By early 1960, the Dollar Sign is in full swing. At
eight dollars for one hundred buttons COD from Laredo, turned into caps and
sold for sixty to eighty cents each, proprietor Barron Bruchlos clears a
fantastic profit. “Do you want coffee or peyote?” he greets his customers.
It’s not long before the Food and Drug Administration
catches up with the Dollar Sign, sending in undercover agents to buy peyote and
then raiding the place. Even though Bruchlos points out the Department of
Agriculture seals of approval on his boxes, proving their legality, the agents
haul away some 145 capsules and 311 pounds of peyote. No charges are filed, nor
does the government make the legal basis of the seizure clear, but a story runs
on the UPI wire, popping from papers around the country: “ ‘Lay Off Peyote,’
Beatniks Warned.”
Word reaches the anthropologist and peyote specialist
Weston La Barre at Duke University. He soon visits Bruchlos’s newest coffee
shop, the Dollar Sign having shut down, and interviews the peyote dealing
Bruchlos in his nearby basement abode. If La Barre expects to observe the first
stirrings of a colonial psychedelic culture in an East Village basement, he is
disappointed – but also looking in the wrong apartment.

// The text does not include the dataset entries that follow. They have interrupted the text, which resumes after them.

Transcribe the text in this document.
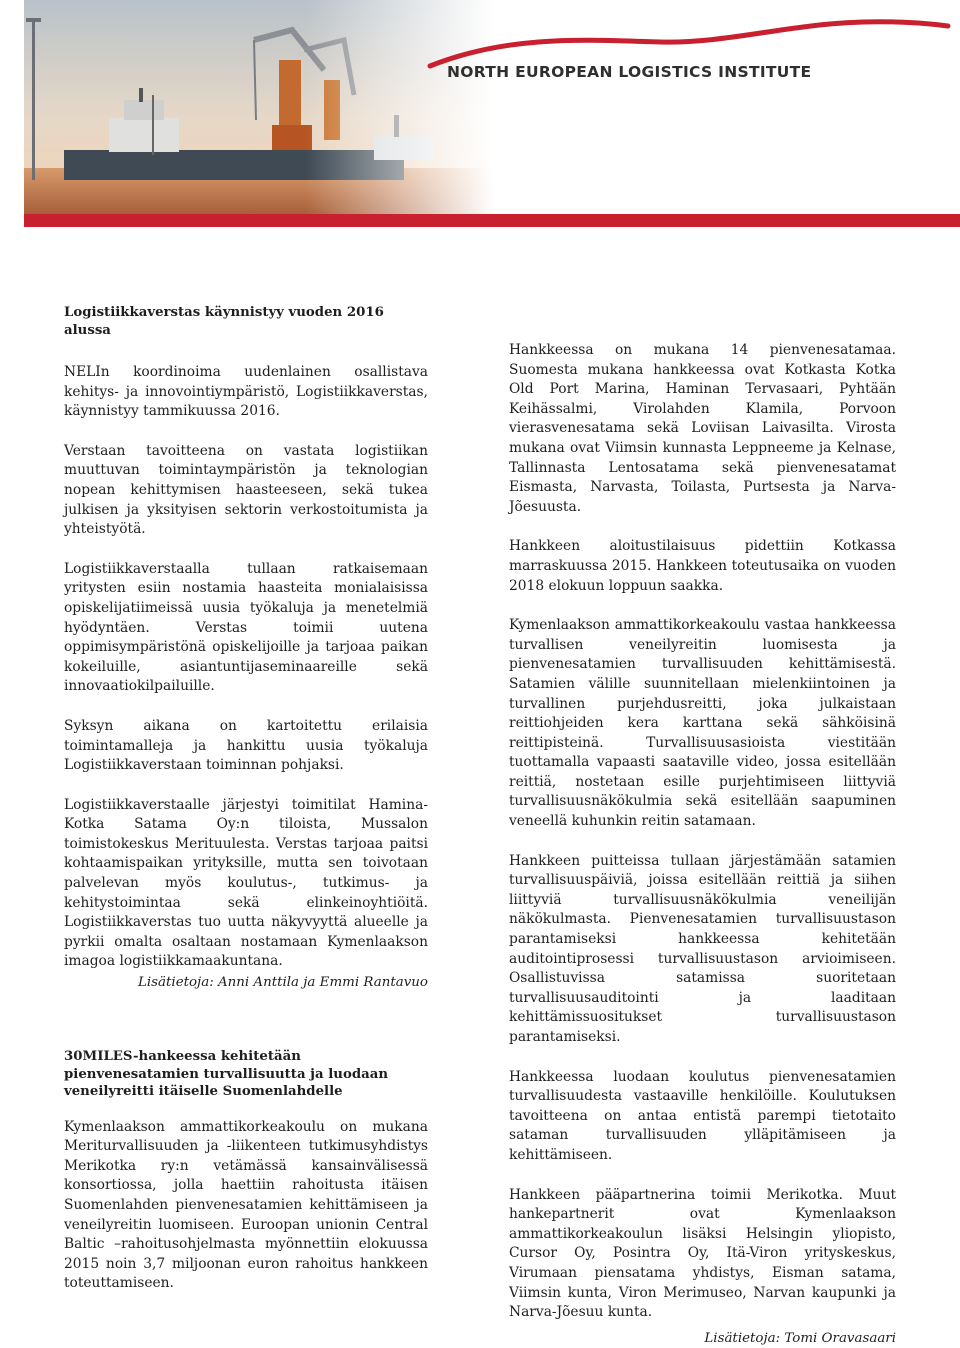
NORTH EUROPEAN LOGISTICS INSTITUTE
Logistiikkaverstas käynnistyy vuoden 2016 alussa

NELIn koordinoima uudenlainen osallistava kehitys- ja innovointiympäristö, Logistiikkaverstas, käynnistyy tammikuussa 2016.

Verstaan tavoitteena on vastata logistiikan muuttuvan toimintaympäristön ja teknologian nopean kehittymisen haasteeseen, sekä tukea julkisen ja yksityisen sektorin verkostoitumista ja yhteistyötä.

Logistiikkaverstaalla tullaan ratkaisemaan yritysten esiin nostamia haasteita monialaisissa opiskelijatiimeissä uusia työkaluja ja menetelmiä hyödyntäen. Verstas toimii uutena oppimisympäristönä opiskelijoille ja tarjoaa paikan kokeiluille, asiantuntijaseminaareille sekä innovaatiokilpailuille.

Syksyn aikana on kartoitettu erilaisia toimintamalleja ja hankittu uusia työkaluja Logistiikkaverstaan toiminnan pohjaksi.

Logistiikkaverstaalle järjestyi toimitilat Hamina-Kotka Satama Oy:n tiloista, Mussalon toimistokeskus Merituulesta. Verstas tarjoaa paitsi kohtaamispaikan yrityksille, mutta sen toivotaan palvelevan myös koulutus-, tutkimus- ja kehitystoimintaa sekä elinkeinoyhtiöitä. Logistiikkaverstas tuo uutta näkyvyyttä alueelle ja pyrkii omalta osaltaan nostamaan Kymenlaakson imagoa logistiikkamaakuntana.

Lisätietoja: Anni Anttila ja Emmi Rantavuo
30MILES-hankeessa kehitetään pienvenesatamien turvallisuutta ja luodaan veneilyreitti itäiselle Suomenlahdelle

Kymenlaakson ammattikorkeakoulu on mukana Meriturvallisuuden ja -liikenteen tutkimusyhdistys Merikotka ry:n vetämässä kansainvälisessä konsortiossa, jolla haettiin rahoitusta itäisen Suomenlahden pienvenesatamien kehittämiseen ja veneilyreitin luomiseen. Euroopan unionin Central Baltic –rahoitusohjelmasta myönnettiin elokuussa 2015 noin 3,7 miljoonan euron rahoitus hankkeen toteuttamiseen.

Hankkeessa on mukana 14 pienvenesatamaa. Suomesta mukana hankkeessa ovat Kotkasta Kotka Old Port Marina, Haminan Tervasaari, Pyhtään Keihässalmi, Virolahden Klamila, Porvoon vierasvenesatama sekä Loviisan Laivasilta. Virosta mukana ovat Viimsin kunnasta Leppneeme ja Kelnase, Tallinnasta Lentosatama sekä pienvenesatamat Eismasta, Narvasta, Toilasta, Purtsesta ja Narva-Jõesuusta.

Hankkeen aloitustilaisuus pidettiin Kotkassa marraskuussa 2015. Hankkeen toteutusaika on vuoden 2018 elokuun loppuun saakka.

Kymenlaakson ammattikorkeakoulu vastaa hankkeessa turvallisen veneilyreitin luomisesta ja pienvenesatamien turvallisuuden kehittämisestä. Satamien välille suunnitellaan mielenkiintoinen ja turvallinen purjehdusreitti, joka julkaistaan reittiohjeiden kera karttana sekä sähköisinä reittipisteinä. Turvallisuusasioista viestitään tuottamalla vapaasti saataville video, jossa esitellään reittiä, nostetaan esille purjehtimiseen liittyviä turvallisuusnäkökulmia sekä esitellään saapuminen veneellä kuhunkin reitin satamaan.

Hankkeen puitteissa tullaan järjestämään satamien turvallisuuspäiviä, joissa esitellään reittiä ja siihen liittyviä turvallisuusnäkökulmia veneilijän näkökulmasta. Pienvenesatamien turvallisuustason parantamiseksi hankkeessa kehitetään auditointiprosessi turvallisuustason arvioimiseen. Osallistuvissa satamissa suoritetaan turvallisuusauditointi ja laaditaan kehittämissuositukset turvallisuustason parantamiseksi.

Hankkeessa luodaan koulutus pienvenesatamien turvallisuudesta vastaaville henkilöille. Koulutuksen tavoitteena on antaa entistä parempi tietotaito sataman turvallisuuden ylläpitämiseen ja kehittämiseen.

Hankkeen pääpartnerina toimii Merikotka. Muut hankepartnerit ovat Kymenlaakson ammattikorkeakoulun lisäksi Helsingin yliopisto, Cursor Oy, Posintra Oy, Itä-Viron yrityskeskus, Virumaan piensatama yhdistys, Eisman satama, Viimsin kunta, Viron Merimuseo, Narvan kaupunki ja Narva-Jõesuu kunta.

Lisätietoja: Tomi Oravasaari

The objectivist coffee shop owner complains to La
Barre of being ripped off by unscrupulous characters who buy his peyote
capsules in bulk and resell them through classified ads in college newspapers.
Before La Barre can communicate further, though, Bruchlos is found dead in his
basement bedroom.
“Natural causes,” the police conclude, but Bruchlos is
twenty-eight, and no one quite believes that, including Bruchlos’s father.
Peter Stampfel hears it was suicide and a suitable bizarre and grisly one at
that, involving (ugh) pencils jammed up the nose.